Others say that China has access to many other sources of funding around the world and that cutting off that access would prevent American companies from benefiting from Chinese innovations.
“Getting the details right on outbound investment selection is easier said than done,” said Rory Murphy, vice president of government affairs for the US-China Business Council. “These are technical and complicated sectors, and the details are critical.”
He added that his group wanted to “help policymakers thread the path toward achieving their national security goals without going too far and putting American business at a competitive disadvantage.”
Investment firms including Blackstone, KKR, Sequoia, Carlyle Group, Bain Capital, Silver Lake, General Atlantic and Warburg Pincus have notable exposure to China. According to tracking by the Rhodium Group, a research firm that focuses on China, US investors have been doing about 3,000 transactions a year in China, including foreign direct investment and venture capital deals, with about 500 of them valued. at over $1 million.
Bill Ford, chief executive of General Atlantic, an investment firm, has expressed his views on potential regulation directly with Commerce Secretary Gina Raimondo, a person familiar with the matter said.

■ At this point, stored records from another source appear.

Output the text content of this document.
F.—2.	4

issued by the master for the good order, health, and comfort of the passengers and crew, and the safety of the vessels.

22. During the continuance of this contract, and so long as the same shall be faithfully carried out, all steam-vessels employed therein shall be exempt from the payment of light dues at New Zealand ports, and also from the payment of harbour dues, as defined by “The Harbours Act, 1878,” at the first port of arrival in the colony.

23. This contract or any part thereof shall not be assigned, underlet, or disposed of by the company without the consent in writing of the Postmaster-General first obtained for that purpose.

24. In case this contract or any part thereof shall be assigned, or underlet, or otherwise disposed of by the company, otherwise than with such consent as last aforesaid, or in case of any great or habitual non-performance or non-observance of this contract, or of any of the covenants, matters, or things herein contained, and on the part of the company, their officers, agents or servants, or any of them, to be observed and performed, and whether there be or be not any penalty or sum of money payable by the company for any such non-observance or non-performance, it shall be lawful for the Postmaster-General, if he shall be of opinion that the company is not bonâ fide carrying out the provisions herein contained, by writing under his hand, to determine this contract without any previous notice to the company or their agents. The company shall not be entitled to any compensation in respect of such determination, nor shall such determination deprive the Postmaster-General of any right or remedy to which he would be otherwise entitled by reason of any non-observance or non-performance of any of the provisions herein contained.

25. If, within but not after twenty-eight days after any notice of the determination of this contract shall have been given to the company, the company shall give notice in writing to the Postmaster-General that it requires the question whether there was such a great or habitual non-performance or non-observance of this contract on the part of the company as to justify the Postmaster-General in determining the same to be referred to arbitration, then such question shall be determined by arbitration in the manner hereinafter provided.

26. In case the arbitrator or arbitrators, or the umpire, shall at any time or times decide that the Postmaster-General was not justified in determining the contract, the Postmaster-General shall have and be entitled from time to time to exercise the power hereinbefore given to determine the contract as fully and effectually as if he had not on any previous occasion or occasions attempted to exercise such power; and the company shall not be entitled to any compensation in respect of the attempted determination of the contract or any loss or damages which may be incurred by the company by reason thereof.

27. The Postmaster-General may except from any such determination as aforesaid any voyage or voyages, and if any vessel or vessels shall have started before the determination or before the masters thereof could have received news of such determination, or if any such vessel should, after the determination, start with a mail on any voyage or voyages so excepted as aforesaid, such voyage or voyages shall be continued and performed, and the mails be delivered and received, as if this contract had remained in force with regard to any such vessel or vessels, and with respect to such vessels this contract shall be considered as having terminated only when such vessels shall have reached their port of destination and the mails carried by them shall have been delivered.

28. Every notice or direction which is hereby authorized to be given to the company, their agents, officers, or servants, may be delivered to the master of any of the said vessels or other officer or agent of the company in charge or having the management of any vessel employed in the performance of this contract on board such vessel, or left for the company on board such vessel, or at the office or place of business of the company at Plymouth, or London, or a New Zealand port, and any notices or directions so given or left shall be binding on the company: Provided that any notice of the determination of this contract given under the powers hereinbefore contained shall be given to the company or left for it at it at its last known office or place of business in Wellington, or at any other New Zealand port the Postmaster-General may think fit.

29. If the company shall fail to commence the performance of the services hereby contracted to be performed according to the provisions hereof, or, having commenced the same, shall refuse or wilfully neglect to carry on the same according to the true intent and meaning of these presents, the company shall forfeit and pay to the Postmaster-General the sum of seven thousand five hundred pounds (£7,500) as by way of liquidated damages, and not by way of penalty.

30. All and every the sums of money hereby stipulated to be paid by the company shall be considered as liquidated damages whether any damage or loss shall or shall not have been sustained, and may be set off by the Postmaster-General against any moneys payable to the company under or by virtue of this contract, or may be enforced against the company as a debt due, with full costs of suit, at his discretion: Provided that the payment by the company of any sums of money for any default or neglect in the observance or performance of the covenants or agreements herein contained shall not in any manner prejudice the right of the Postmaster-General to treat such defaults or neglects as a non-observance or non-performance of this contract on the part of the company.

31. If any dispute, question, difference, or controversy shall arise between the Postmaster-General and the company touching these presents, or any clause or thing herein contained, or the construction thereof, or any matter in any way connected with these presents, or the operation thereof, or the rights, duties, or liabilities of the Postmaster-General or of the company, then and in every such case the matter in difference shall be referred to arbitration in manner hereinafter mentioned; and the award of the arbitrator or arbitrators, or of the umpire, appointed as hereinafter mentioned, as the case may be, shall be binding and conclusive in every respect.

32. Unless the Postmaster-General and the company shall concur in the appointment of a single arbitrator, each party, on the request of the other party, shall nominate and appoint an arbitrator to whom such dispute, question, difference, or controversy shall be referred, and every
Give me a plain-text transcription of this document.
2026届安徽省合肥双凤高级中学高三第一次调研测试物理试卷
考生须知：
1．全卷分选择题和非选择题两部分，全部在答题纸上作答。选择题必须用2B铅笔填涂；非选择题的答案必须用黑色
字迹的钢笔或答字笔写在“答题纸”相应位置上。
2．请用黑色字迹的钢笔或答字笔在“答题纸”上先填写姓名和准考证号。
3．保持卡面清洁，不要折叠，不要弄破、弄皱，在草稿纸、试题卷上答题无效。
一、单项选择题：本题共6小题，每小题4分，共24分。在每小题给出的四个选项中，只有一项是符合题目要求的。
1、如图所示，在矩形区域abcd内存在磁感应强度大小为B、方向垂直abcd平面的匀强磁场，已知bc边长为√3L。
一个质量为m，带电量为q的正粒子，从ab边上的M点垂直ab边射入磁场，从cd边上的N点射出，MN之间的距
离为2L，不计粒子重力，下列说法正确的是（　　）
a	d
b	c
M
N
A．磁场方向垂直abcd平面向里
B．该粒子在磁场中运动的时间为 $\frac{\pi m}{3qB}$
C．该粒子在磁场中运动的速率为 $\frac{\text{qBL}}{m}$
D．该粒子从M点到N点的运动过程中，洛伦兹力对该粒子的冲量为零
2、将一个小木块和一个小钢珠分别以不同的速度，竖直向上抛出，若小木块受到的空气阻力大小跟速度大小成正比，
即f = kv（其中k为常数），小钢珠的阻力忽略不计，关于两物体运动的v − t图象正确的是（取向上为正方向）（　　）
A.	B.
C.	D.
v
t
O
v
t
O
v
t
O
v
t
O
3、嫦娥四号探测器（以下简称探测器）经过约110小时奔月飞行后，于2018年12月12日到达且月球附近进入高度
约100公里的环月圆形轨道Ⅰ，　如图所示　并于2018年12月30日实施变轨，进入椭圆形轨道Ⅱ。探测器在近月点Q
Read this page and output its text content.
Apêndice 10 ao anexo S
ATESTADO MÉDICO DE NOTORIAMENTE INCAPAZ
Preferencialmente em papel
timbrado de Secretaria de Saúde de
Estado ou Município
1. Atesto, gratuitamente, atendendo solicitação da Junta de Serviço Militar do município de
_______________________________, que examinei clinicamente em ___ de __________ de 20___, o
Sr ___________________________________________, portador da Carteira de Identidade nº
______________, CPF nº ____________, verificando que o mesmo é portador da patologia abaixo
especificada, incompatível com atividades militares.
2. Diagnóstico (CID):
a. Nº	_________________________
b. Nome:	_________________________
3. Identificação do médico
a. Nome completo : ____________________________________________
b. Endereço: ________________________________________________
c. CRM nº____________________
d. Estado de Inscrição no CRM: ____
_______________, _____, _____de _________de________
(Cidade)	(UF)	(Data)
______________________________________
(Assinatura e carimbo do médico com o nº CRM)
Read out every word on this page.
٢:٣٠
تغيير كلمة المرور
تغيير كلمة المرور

General Atlantic says it has invested nearly $7 billion in China since 2000 with more than 34 portfolio companies in the country. One of his highest-profile investments there, ByteDance, TikTok’s parent company, has found itself in the crosshairs of the debate over how to manage financial ties between the United States and China.
Depending on how it is put into practice, this new tool could fundamentally alter the country’s financial relationship with China, one of the United States’ biggest trading partners but also a main geopolitical rival.